I’ve just finished reading most of Marriage and the Family in the Middle Ages, by Frances and Joseph Gies; about one-third of the book was devoted to life among the nobility, and so I skipped past those chapters. But the rest is very good, especially because it takes the time to set the stage by describing the marriage and family patterns among the groups that fed into medieval society, mainly Greeks and Romans and Germans and Christians.
It turns out that those pre-medieval patterns of marriage were very much different from what we see as normal today, and that many of the important shifts came during the Middle Ages, usually in response to shifting economic circumstances. For example, the decision to marry became more of a private and individual matter because the parties involved could afford it—as peace and prosperity increased, the need to use marriage as a tool for extending the family decreased. Similarly, family life turned inward because prosperity allowed for more independence from the community.
What disturbs me about the historical understanding of marriage that I’ve gotten from the Gies and from Stephanie Coontz is the same thing that always disturbs me when I study social patterns in history: why has there been so much variation over the years in what were seen as Christian standards? With marriage, for example, the church as an institution only began to intrude toward the end of the first millennium, and it was nearly three hundred years from the time that the church asserted a role in marrying people to the time when that role was accepted among the people.

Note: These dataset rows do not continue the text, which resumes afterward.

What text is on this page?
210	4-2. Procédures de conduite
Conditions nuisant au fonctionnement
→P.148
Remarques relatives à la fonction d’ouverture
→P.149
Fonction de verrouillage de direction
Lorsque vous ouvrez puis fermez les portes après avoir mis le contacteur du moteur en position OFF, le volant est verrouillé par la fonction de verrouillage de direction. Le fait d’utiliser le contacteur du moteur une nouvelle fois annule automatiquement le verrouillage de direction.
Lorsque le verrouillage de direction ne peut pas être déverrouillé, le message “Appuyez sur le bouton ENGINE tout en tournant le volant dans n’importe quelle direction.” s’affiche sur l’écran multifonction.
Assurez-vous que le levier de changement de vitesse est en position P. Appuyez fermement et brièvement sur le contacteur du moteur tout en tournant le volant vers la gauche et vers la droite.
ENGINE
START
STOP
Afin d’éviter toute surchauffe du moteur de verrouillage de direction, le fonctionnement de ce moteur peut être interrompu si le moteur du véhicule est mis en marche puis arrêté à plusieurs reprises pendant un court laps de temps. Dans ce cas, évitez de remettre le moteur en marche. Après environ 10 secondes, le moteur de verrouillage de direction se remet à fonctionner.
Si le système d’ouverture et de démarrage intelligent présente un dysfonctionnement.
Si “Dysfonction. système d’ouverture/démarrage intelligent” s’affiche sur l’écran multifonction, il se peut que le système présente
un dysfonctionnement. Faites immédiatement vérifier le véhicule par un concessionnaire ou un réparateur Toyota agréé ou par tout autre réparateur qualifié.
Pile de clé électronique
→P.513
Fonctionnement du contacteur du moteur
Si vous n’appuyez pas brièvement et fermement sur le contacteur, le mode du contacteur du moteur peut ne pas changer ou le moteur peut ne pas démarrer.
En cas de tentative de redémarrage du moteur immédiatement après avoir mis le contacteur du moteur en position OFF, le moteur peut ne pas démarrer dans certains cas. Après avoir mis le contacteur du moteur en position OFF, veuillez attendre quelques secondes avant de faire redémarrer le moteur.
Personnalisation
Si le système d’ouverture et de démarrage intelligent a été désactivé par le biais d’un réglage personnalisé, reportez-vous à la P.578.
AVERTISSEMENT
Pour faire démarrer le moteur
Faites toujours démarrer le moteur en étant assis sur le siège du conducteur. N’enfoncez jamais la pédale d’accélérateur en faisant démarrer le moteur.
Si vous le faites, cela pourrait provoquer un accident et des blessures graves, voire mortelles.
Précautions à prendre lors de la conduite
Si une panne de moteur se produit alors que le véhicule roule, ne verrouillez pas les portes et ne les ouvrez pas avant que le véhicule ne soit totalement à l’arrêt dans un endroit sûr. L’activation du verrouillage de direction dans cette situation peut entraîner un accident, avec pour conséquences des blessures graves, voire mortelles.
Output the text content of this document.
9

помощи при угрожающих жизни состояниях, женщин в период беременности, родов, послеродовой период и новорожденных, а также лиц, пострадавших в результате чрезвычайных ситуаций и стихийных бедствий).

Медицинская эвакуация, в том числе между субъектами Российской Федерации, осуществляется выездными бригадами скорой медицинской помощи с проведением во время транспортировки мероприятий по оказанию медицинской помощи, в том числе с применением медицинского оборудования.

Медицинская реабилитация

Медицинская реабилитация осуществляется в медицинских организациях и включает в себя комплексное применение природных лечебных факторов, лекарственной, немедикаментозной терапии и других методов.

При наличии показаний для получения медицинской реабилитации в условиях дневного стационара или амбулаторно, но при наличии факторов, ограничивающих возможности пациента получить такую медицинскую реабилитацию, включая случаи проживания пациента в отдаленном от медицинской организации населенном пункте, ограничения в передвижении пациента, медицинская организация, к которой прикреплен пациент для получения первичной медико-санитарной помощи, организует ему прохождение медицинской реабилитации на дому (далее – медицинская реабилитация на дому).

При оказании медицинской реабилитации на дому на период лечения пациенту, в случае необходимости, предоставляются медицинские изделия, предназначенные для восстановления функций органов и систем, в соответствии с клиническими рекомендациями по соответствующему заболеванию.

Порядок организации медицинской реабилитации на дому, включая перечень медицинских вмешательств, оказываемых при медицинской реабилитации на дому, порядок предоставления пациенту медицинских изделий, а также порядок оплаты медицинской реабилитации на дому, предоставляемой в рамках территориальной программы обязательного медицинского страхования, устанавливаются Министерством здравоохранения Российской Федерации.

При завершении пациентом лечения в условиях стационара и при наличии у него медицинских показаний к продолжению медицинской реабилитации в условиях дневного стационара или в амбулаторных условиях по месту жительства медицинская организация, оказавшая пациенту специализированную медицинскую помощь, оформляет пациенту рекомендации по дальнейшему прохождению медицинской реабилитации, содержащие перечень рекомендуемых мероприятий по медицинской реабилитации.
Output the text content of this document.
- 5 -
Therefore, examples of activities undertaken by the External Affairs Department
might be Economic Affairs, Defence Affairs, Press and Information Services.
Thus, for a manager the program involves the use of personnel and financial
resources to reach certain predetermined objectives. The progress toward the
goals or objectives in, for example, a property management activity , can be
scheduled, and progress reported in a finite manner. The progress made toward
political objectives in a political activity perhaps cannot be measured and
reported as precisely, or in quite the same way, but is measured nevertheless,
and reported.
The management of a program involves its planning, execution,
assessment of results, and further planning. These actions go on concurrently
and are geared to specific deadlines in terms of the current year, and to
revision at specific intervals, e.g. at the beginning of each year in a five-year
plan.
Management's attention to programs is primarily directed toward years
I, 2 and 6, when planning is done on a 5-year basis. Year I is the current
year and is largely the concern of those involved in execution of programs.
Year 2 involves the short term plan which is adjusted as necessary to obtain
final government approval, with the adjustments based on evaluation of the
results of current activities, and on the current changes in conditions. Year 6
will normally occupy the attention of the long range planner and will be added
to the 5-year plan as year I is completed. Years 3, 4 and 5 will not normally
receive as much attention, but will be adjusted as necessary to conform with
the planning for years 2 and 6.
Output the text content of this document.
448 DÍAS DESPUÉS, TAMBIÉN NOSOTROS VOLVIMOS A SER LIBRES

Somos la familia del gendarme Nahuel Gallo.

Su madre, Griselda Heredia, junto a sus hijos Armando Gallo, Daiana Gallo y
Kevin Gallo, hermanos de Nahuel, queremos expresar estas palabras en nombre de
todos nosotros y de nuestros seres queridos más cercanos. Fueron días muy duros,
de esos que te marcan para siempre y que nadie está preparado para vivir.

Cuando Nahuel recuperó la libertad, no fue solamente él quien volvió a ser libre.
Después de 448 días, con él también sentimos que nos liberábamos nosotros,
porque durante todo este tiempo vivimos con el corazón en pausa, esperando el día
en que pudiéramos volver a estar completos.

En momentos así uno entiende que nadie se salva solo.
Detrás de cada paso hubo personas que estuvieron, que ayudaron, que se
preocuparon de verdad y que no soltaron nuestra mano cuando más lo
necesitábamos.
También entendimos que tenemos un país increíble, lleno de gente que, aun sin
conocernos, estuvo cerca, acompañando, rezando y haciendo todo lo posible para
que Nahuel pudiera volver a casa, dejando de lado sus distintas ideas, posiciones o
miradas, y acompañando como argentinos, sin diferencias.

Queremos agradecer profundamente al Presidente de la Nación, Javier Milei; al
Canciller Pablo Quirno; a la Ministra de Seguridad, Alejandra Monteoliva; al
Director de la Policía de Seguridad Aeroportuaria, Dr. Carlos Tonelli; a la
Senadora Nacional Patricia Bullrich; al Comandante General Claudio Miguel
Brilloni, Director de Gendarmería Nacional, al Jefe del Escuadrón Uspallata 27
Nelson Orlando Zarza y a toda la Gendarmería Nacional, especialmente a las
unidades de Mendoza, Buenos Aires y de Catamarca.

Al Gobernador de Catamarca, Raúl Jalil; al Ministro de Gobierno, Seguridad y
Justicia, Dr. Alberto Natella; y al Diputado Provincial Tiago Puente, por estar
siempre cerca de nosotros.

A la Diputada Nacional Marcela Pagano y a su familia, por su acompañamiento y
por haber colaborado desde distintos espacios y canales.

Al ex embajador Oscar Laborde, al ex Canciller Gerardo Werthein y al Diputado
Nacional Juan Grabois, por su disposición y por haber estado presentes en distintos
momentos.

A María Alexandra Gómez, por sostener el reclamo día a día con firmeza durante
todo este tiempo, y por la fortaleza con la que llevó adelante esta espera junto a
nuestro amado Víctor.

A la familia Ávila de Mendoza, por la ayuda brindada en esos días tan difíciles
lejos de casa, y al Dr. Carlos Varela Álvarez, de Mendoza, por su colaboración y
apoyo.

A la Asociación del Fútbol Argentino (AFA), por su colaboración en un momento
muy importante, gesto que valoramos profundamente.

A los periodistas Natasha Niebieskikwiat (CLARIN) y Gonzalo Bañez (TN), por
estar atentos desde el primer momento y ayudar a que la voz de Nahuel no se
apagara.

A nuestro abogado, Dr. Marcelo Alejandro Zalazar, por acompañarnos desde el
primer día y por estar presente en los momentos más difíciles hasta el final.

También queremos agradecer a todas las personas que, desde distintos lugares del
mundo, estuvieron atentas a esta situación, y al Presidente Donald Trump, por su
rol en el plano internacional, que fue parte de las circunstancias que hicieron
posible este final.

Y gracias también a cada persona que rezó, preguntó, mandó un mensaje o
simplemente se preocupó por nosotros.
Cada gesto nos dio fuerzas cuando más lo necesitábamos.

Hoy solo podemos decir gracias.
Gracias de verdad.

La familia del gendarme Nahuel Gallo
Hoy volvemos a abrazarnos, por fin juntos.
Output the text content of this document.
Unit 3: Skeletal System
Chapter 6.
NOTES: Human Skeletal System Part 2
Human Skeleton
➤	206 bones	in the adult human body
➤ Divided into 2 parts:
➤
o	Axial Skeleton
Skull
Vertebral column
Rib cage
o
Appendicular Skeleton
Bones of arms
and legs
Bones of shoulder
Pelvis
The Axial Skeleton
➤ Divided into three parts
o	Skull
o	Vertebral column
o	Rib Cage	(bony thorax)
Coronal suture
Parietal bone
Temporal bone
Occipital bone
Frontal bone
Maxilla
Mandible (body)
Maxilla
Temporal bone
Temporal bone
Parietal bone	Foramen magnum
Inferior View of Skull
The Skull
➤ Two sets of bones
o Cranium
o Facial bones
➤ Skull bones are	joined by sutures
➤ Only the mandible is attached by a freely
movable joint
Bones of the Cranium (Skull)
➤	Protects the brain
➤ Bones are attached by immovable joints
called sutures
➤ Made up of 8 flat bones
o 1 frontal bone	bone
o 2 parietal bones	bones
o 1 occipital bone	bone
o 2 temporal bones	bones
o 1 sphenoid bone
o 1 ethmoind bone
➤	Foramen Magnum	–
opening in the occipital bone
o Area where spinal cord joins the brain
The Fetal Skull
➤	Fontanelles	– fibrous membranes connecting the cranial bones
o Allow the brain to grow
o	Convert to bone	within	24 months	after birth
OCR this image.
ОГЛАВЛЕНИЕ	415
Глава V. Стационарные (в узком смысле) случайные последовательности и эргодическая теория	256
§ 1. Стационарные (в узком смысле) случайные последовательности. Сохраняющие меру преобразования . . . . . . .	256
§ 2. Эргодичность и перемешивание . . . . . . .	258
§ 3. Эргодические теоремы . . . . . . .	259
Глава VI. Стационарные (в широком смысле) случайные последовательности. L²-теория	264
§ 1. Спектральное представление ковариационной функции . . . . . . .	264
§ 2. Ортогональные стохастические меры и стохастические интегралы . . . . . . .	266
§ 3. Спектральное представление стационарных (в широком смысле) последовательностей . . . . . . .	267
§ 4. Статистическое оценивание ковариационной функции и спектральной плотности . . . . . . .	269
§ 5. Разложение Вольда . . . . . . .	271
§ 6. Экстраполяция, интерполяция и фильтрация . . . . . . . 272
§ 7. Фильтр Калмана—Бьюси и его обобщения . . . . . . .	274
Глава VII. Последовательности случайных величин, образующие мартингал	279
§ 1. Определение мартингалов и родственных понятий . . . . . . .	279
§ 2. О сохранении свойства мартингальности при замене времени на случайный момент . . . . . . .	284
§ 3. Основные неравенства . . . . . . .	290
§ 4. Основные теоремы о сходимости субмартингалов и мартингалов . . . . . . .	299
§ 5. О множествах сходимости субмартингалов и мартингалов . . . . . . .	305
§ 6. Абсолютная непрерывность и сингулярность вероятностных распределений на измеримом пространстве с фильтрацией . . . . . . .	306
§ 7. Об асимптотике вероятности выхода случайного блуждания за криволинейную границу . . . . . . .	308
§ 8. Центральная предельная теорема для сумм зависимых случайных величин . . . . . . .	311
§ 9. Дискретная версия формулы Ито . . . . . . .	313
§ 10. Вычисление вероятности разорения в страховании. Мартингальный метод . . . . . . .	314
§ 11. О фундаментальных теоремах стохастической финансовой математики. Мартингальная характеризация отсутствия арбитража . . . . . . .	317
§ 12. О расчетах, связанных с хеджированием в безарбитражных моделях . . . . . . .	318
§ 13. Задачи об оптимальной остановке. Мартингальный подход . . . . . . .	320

In this book I found that many things we see today as biblical standards for a marriage were in fact cut from whole cloth one thousand years after the canon of scripture was closed, usually by some church thinker who waited hundreds of years for the church to be able to partially impose only some of his conclusions about what scripture dictated. And each time I have to wonder: if this fellow was right, then why did God see fit to let His people wander for a thousand years in ignorance before finally using this fellow to enlighten them?
Anyway, next time you read or hear some Christian teacher who lays out what he claims is a biblical pattern for marriage or the family, I encourage you to not simply accept the pattern at face value but to spend some time looking at patterns that have actually existed in history. Most Christians in most of history have followed different standards than the ones we are being exhorted to embrace today, and we ought to at least think about why that might be so.